In any event, it is the polar opposite of his work in “The King’s Speech.”
Whereas Rush played a lunatic king in Ionesco’s “Exit the King” on Broadway two seasons ago, he now plays Akesentil Poprishchin, a lowly but self-loving civil servant whose grand, overreaching ambitions cause him to believe that he is a king. He even turns his bed sheets into a royal gown.
Set in his stark and shadowy lodgings in St. Petersburg, the play begins with Rush’s character whining to the audience about his depressing lot in life and scolding his poor maid (played by Yael Stone).
Soon, he suspects that two dogs have been writing each other love letters and that he is the rightful heir to the Spanish throne. Eventually, he is placed in a straitjacket and locked away as a lunatic.
Rush displays an old-fashioned vaudevillian spirit as he directly addresses the audience from the footlights.
He becomes more of a clown throughout his descent into madness — and even sports a red nose.

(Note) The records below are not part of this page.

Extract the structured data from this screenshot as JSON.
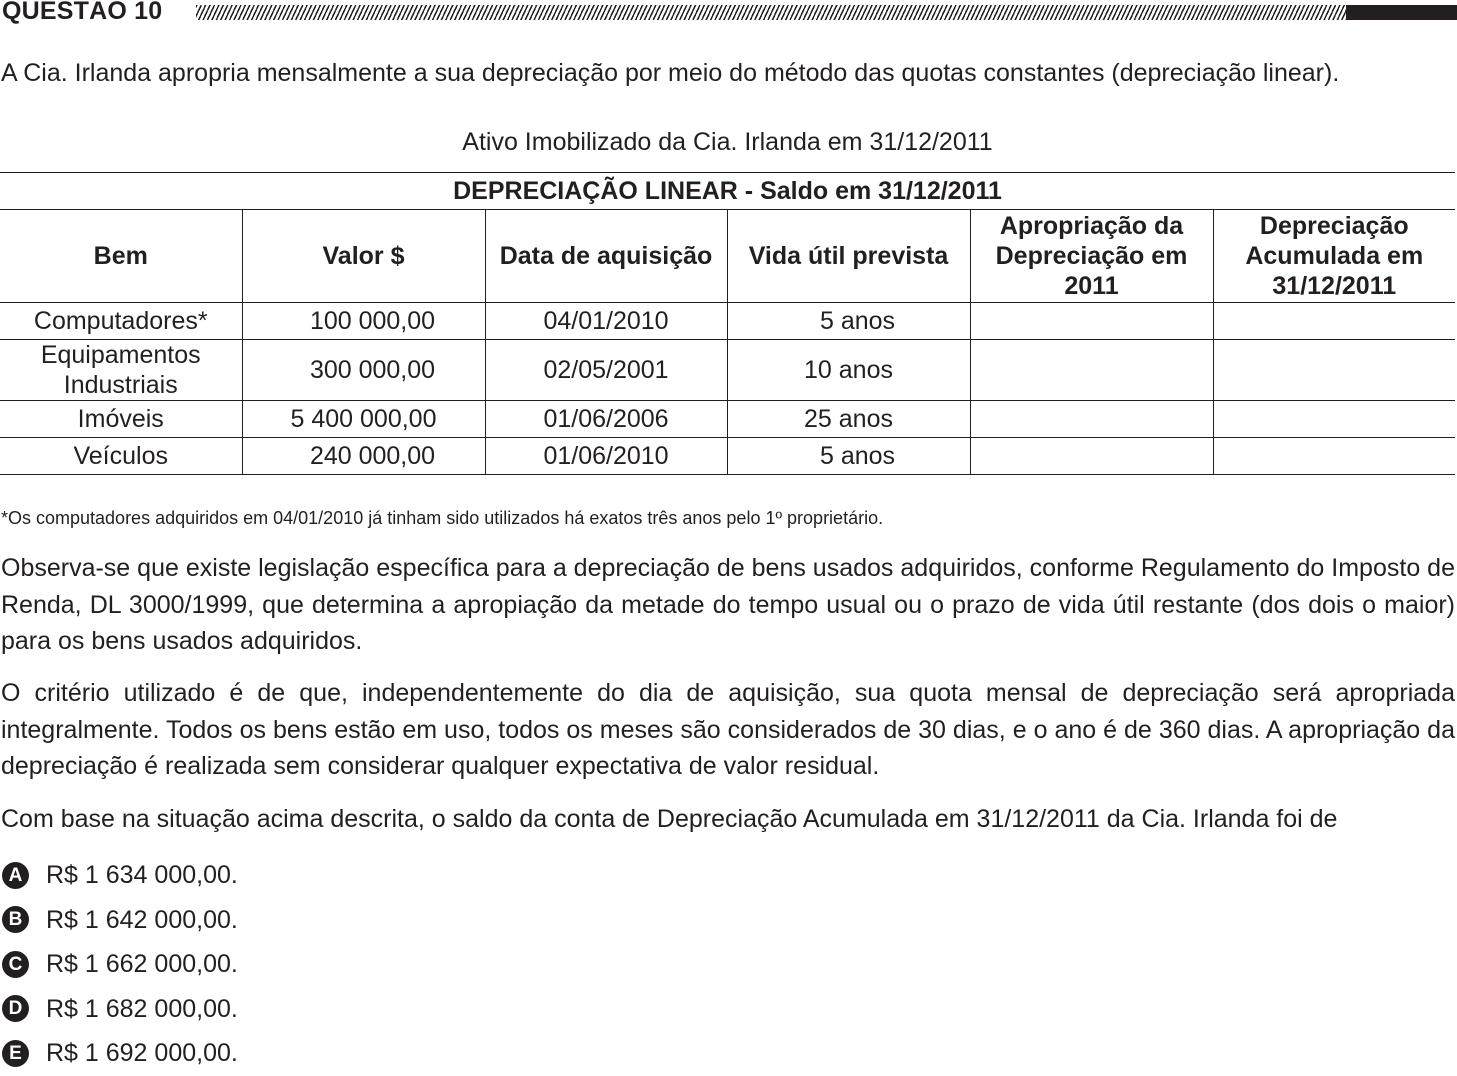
{
  "header": {
    "title": "QUESTÃO 10"
  },
  "intro": "A Cia. Irlanda apropria mensalmente a sua depreciação por meio do método das quotas constantes (depreciação linear).",
  "caption": "Ativo Imobilizado da Cia. Irlanda em 31/12/2011",
  "table": {
    "title": "DEPRECIAÇÃO LINEAR - Saldo em 31/12/2011",
    "columns": [
      "Bem",
      "Valor $",
      "Data de aquisição",
      "Vida útil prevista",
      "Apropriação da Depreciação em 2011",
      "Depreciação Acumulada em 31/12/2011"
    ],
    "rows": [
      {
        "bem": "Computadores*",
        "valor": "100 000,00",
        "data": "04/01/2010",
        "vida": "5 anos",
        "apropriacao": "",
        "acumulada": ""
      },
      {
        "bem": "Equipamentos Industriais",
        "valor": "300 000,00",
        "data": "02/05/2001",
        "vida": "10 anos",
        "apropriacao": "",
        "acumulada": ""
      },
      {
        "bem": "Imóveis",
        "valor": "5 400 000,00",
        "data": "01/06/2006",
        "vida": "25 anos",
        "apropriacao": "",
        "acumulada": ""
      },
      {
        "bem": "Veículos",
        "valor": "240 000,00",
        "data": "01/06/2010",
        "vida": "5 anos",
        "apropriacao": "",
        "acumulada": ""
      }
    ]
  },
  "footnote": "*Os computadores adquiridos em 04/01/2010 já tinham sido utilizados há exatos três anos pelo 1º proprietário.",
  "paragraphs": [
    "Observa-se que existe legislação específica para a depreciação de bens usados adquiridos, conforme Regulamento do Imposto de Renda, DL 3000/1999, que determina a apropiação da metade do tempo usual ou o prazo de vida útil restante (dos dois o maior) para os bens usados adquiridos.",
    "O critério utilizado é de que, independentemente do dia de aquisição, sua quota mensal de depreciação será apropriada integralmente. Todos os bens estão em uso, todos os meses são considerados de 30 dias, e o ano é de 360 dias. A apropriação da depreciação é realizada sem considerar qualquer expectativa de valor residual.",
    "Com base na situação acima descrita, o saldo da conta de Depreciação Acumulada em 31/12/2011 da Cia. Irlanda foi de"
  ],
  "options": [
    {
      "letter": "A",
      "text": "R$ 1 634 000,00."
    },
    {
      "letter": "B",
      "text": "R$ 1 642 000,00."
    },
    {
      "letter": "C",
      "text": "R$ 1 662 000,00."
    },
    {
      "letter": "D",
      "text": "R$ 1 682 000,00."
    },
    {
      "letter": "E",
      "text": "R$ 1 692 000,00."
    }
  ]
}
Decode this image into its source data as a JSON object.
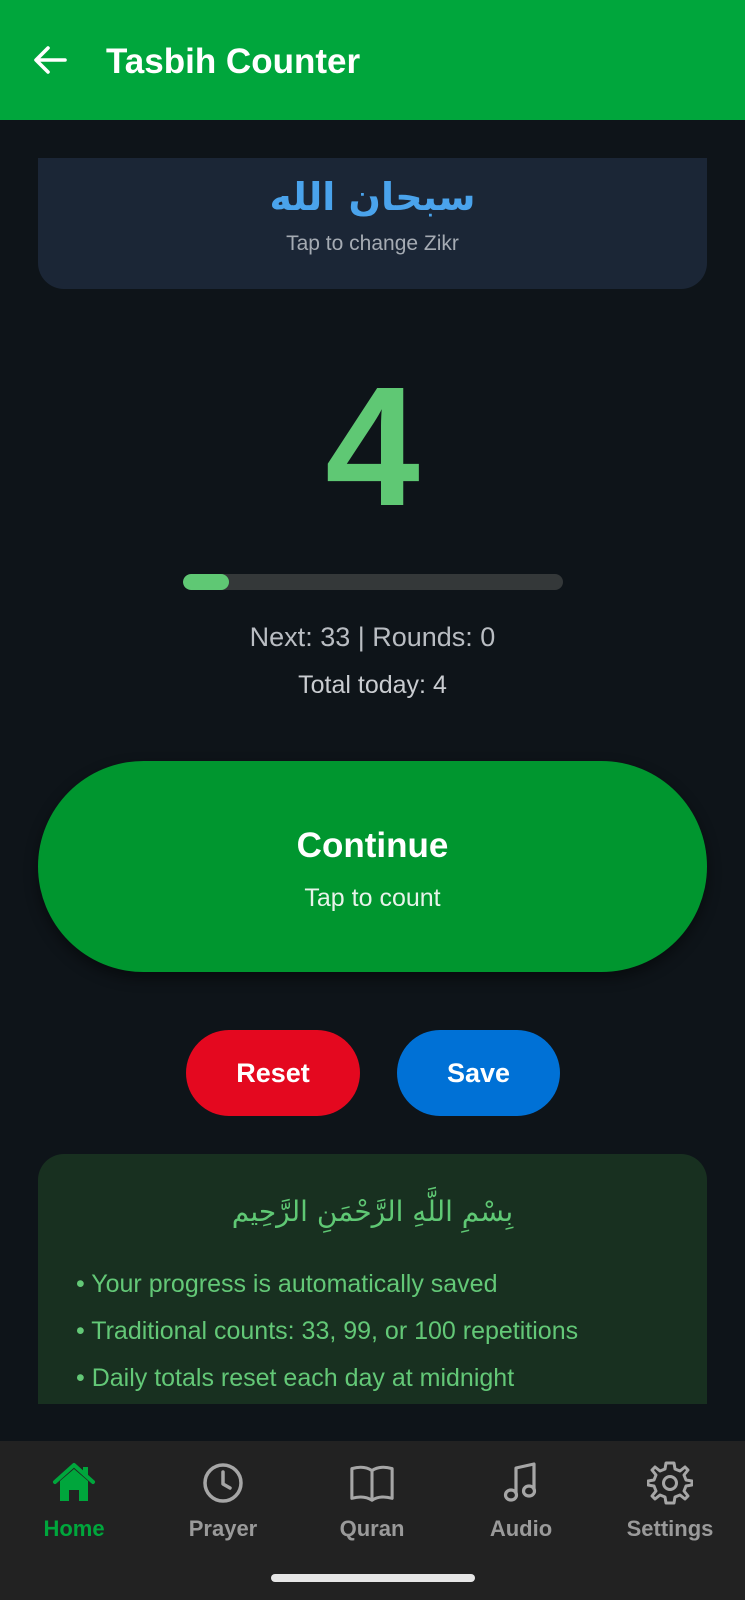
{
  "app_bar": {
    "title": "Tasbih Counter",
    "back_icon": "arrow-left-icon",
    "color": "#00a63c"
  },
  "zikr": {
    "arabic": "سبحان الله",
    "hint": "Tap to change Zikr"
  },
  "counter": {
    "count": "4",
    "progress": 0.12,
    "next_text": "Next: 33 | Rounds: 0",
    "total_text": "Total today: 4"
  },
  "continue_button": {
    "label": "Continue",
    "sub_label": "Tap to count"
  },
  "actions": {
    "reset_label": "Reset",
    "save_label": "Save",
    "reset_color": "#e4081f",
    "save_color": "#0071d6"
  },
  "info_card": {
    "arabic": "بِسْمِ اللَّهِ الرَّحْمَنِ الرَّحِيم",
    "items": [
      "• Your progress is automatically saved",
      "• Traditional counts: 33, 99, or 100 repetitions",
      "• Daily totals reset each day at midnight"
    ]
  },
  "bottom_nav": {
    "items": [
      {
        "label": "Home",
        "icon": "home-icon",
        "active": true
      },
      {
        "label": "Prayer",
        "icon": "clock-icon",
        "active": false
      },
      {
        "label": "Quran",
        "icon": "book-icon",
        "active": false
      },
      {
        "label": "Audio",
        "icon": "music-note-icon",
        "active": false
      },
      {
        "label": "Settings",
        "icon": "gear-icon",
        "active": false
      }
    ]
  }
}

But after much flamboyant theatricality and physical comedy, he ends on a sincerely sad and pitiful note.
While the play itself is little more than a two-hour monologue, it stays true to the intimate and idiosyncratic nature of Gogol’s original story and serves as a terrific showcase for Rush.
If you go: “The Diary of a Madman” plays at the BAM Harvey Theater through March 12. 651 Fulton St., Brooklyn, 718-636-4100, bam.org.